Premiar a los niños por comer todo: ¿bueno o malo?

Premios o castigos a la comida infantil

Es una costumbre de restaurantes de comida rápida ofrecer regalos de globos, chuches, juguetes o juegos de pintura a los niños. Hasta los restaurantes chinos se han apuntado a esta 'moda' y ofrecen sus productos de bazar a los niños. Así no solo se aseguran de enganchar al consumidor infantil con el sabor de la comida, sino también con el premio. Ambos reclamos satisfacen al mismo tiempo la necesidad paterna de una comida de fin de semana más tranquila por no tener que luchar para que el niño mal comedor se alimente y además, mientras come, está entretenido.

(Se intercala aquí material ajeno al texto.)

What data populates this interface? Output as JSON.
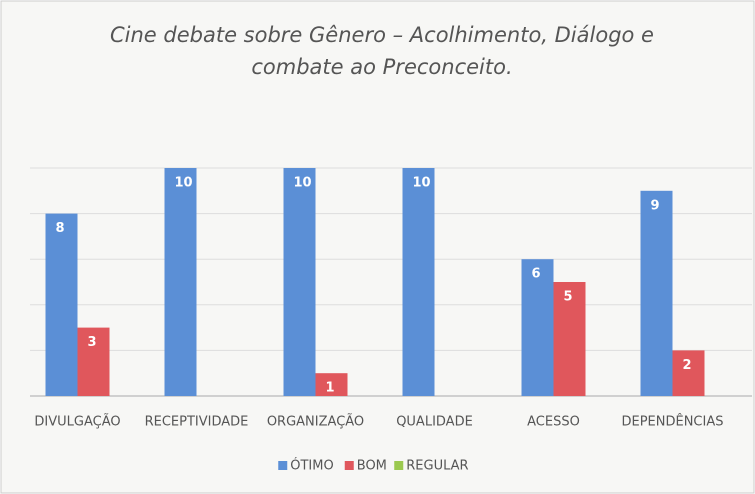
{
  "chart_data": {
    "type": "bar",
    "title": [
      "Cine debate sobre Gênero – Acolhimento, Diálogo e",
      "combate ao Preconceito."
    ],
    "categories": [
      "DIVULGAÇÃO",
      "RECEPTIVIDADE",
      "ORGANIZAÇÃO",
      "QUALIDADE",
      "ACESSO",
      "DEPENDÊNCIAS"
    ],
    "series": [
      {
        "name": "ÓTIMO",
        "color": "#5b8fd6",
        "values": [
          8,
          10,
          10,
          10,
          6,
          9
        ]
      },
      {
        "name": "BOM",
        "color": "#e0575c",
        "values": [
          3,
          null,
          1,
          null,
          5,
          2
        ]
      },
      {
        "name": "REGULAR",
        "color": "#9bc94f",
        "values": [
          null,
          null,
          null,
          null,
          null,
          null
        ]
      }
    ],
    "ylim": [
      0,
      10
    ],
    "yticks": [
      0,
      2,
      4,
      6,
      8,
      10
    ],
    "grid": true,
    "legend": "bottom"
  }
}
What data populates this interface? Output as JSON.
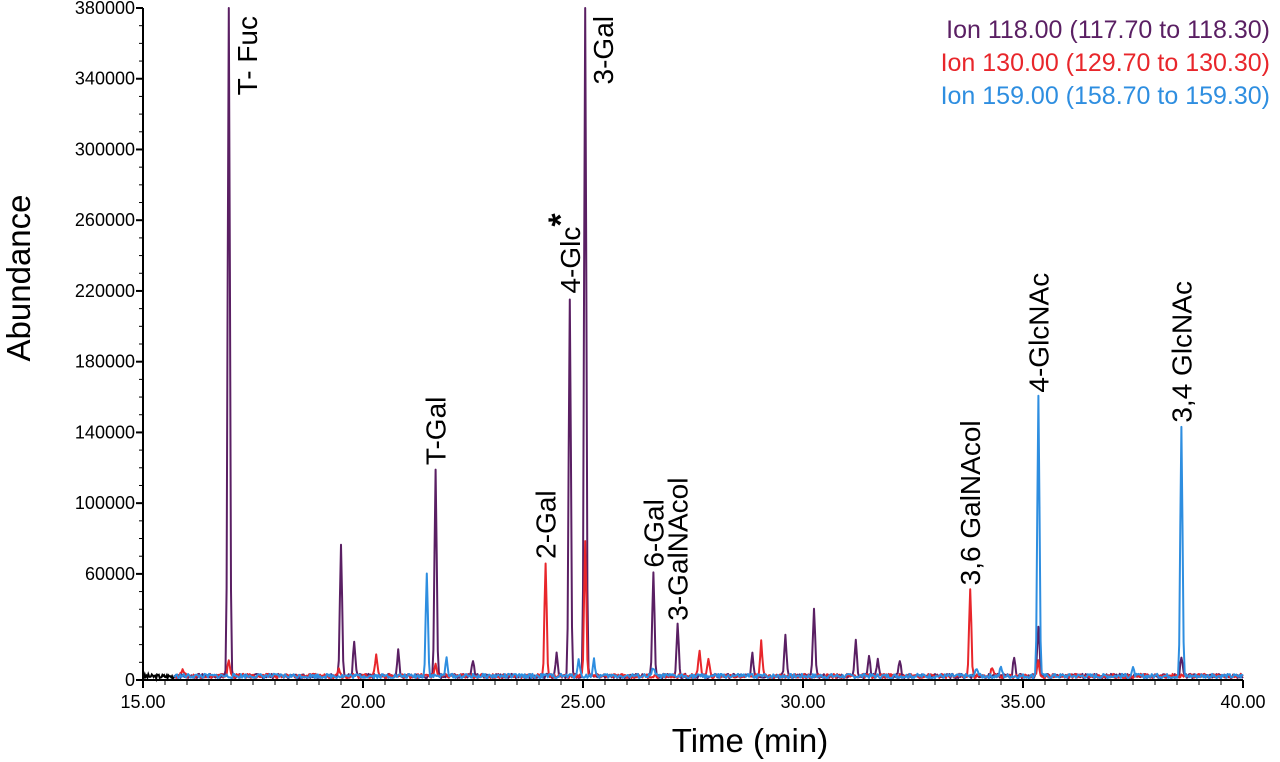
{
  "chart_data": {
    "type": "line",
    "xlabel": "Time (min)",
    "ylabel": "Abundance",
    "xlim": [
      15.0,
      40.0
    ],
    "ylim": [
      0,
      380000
    ],
    "x_ticks": [
      "15.00",
      "20.00",
      "25.00",
      "30.00",
      "35.00",
      "40.00"
    ],
    "y_ticks": [
      "0",
      "60000",
      "100000",
      "140000",
      "180000",
      "220000",
      "260000",
      "300000",
      "340000",
      "380000"
    ],
    "legend_position": "top-right",
    "series": [
      {
        "name": "Ion 118.00 (117.70 to 118.30)",
        "color": "#5a1f63",
        "baseline": 1000,
        "peaks": [
          [
            16.95,
            380000
          ],
          [
            19.5,
            75000
          ],
          [
            19.8,
            19000
          ],
          [
            20.8,
            14000
          ],
          [
            21.65,
            117000
          ],
          [
            22.5,
            9000
          ],
          [
            24.4,
            13000
          ],
          [
            24.7,
            214000
          ],
          [
            25.05,
            380000
          ],
          [
            26.6,
            59000
          ],
          [
            27.15,
            29000
          ],
          [
            28.85,
            12000
          ],
          [
            29.6,
            23000
          ],
          [
            30.25,
            39000
          ],
          [
            31.2,
            21000
          ],
          [
            31.5,
            11000
          ],
          [
            31.7,
            10000
          ],
          [
            32.2,
            8000
          ],
          [
            34.8,
            11000
          ],
          [
            35.35,
            29000
          ],
          [
            38.6,
            11000
          ]
        ]
      },
      {
        "name": "Ion 130.00 (129.70 to 130.30)",
        "color": "#e8262b",
        "baseline": 1000,
        "peaks": [
          [
            15.9,
            5000
          ],
          [
            16.95,
            9000
          ],
          [
            19.45,
            5000
          ],
          [
            20.3,
            13000
          ],
          [
            21.65,
            7000
          ],
          [
            24.15,
            64000
          ],
          [
            25.05,
            77000
          ],
          [
            27.65,
            15000
          ],
          [
            27.85,
            9000
          ],
          [
            29.05,
            19000
          ],
          [
            33.8,
            49000
          ],
          [
            34.3,
            5000
          ],
          [
            35.35,
            8000
          ]
        ]
      },
      {
        "name": "Ion 159.00 (158.70 to 159.30)",
        "color": "#2e8ee0",
        "baseline": 1000,
        "peaks": [
          [
            21.45,
            58000
          ],
          [
            21.9,
            10000
          ],
          [
            24.9,
            10000
          ],
          [
            25.25,
            9000
          ],
          [
            26.6,
            5000
          ],
          [
            33.95,
            5000
          ],
          [
            34.5,
            5000
          ],
          [
            35.35,
            158000
          ],
          [
            37.5,
            4000
          ],
          [
            38.6,
            141000
          ]
        ]
      }
    ],
    "annotations": [
      {
        "text": "T- Fuc",
        "x": 16.95,
        "y": 380000
      },
      {
        "text": "T-Gal",
        "x": 21.65,
        "y": 117000
      },
      {
        "text": "2-Gal",
        "x": 24.15,
        "y": 64000
      },
      {
        "text": "4-Glc*",
        "x": 24.7,
        "y": 214000
      },
      {
        "text": "3-Gal",
        "x": 25.05,
        "y": 380000
      },
      {
        "text": "6-Gal",
        "x": 26.6,
        "y": 59000
      },
      {
        "text": "3-GalNAcol",
        "x": 27.15,
        "y": 29000
      },
      {
        "text": "3,6 GalNAcol",
        "x": 33.8,
        "y": 49000
      },
      {
        "text": "4-GlcNAc",
        "x": 35.35,
        "y": 158000
      },
      {
        "text": "3,4 GlcNAc",
        "x": 38.6,
        "y": 141000
      }
    ]
  }
}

Sumergidos en esta dinámica, mientras los adultos intentamos modificar o reforzar la conducta de nuestros hijos ante la mesa con premios o castigos, los niños hacen lo propio portándose bien, mal o regular a la hora de la comida, en función de si necesitan llamar la atención o desean algún capricho. Incluso, en casa, también solemos hacer muchas veces que el postre sea un premio por haber comido bien y los helados o dulces se convierten en el reclamo más solicitado.

La comida es una necesidad biológica, que influye directamente en el estado de salud y jugar con ella puede conducir a la familia a situaciones desastrosas. Y es que los premios pueden llegar a perder su valor si los damos con demasiada facilidad. Siempre es más educativo reforzar la conducta positiva que castigar la negativa, pero tampoco se debe premiar constantemente al niño por algo tan vital como la comida.

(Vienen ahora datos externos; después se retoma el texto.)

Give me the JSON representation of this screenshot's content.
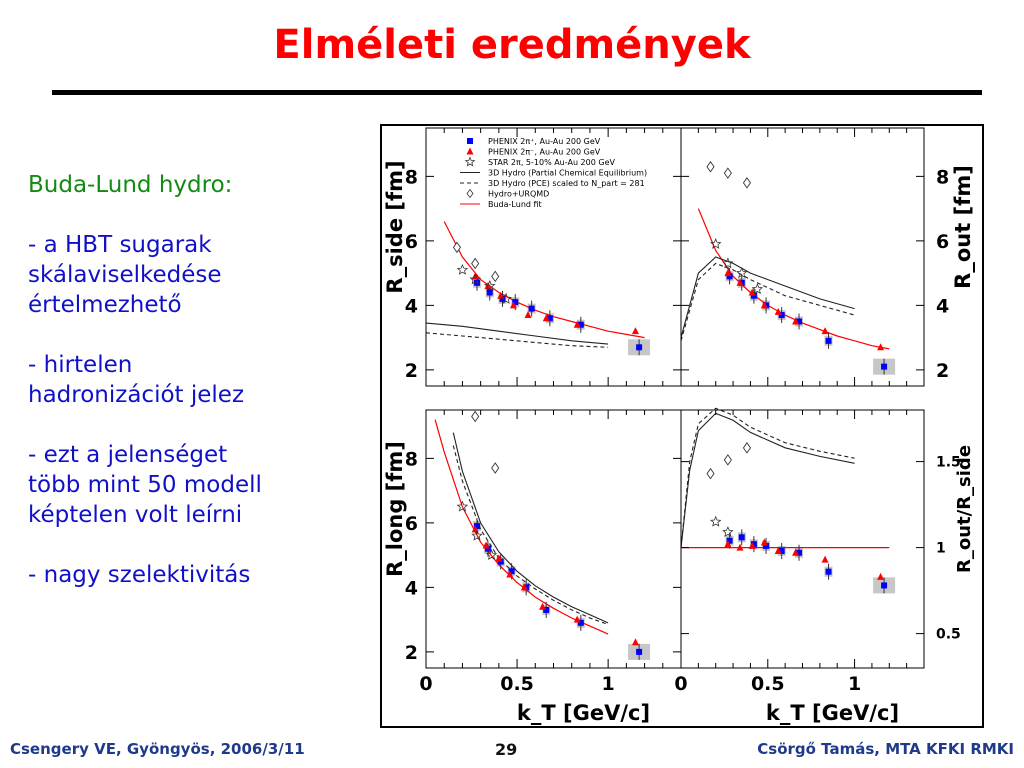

Los premios tienen que ser merecidos y no tienen porque ser siempre cosas materiales. A mi me han funcionado, también, los planes estupendos para el sábado, los juegos interesantes, las invitaciones de sus amigos del colegio a casa y dedicarles tiempo para practicar con ellos su afición o deporte favorito. Aquí la imaginación no tiene límites. Y no se me olvida nunca el consejo que me dieron una vez: junto con el premio, lo más importante es la actitud de los padres, los besos, los abrazos y el cariño, que les llenan de alegría y orgullo.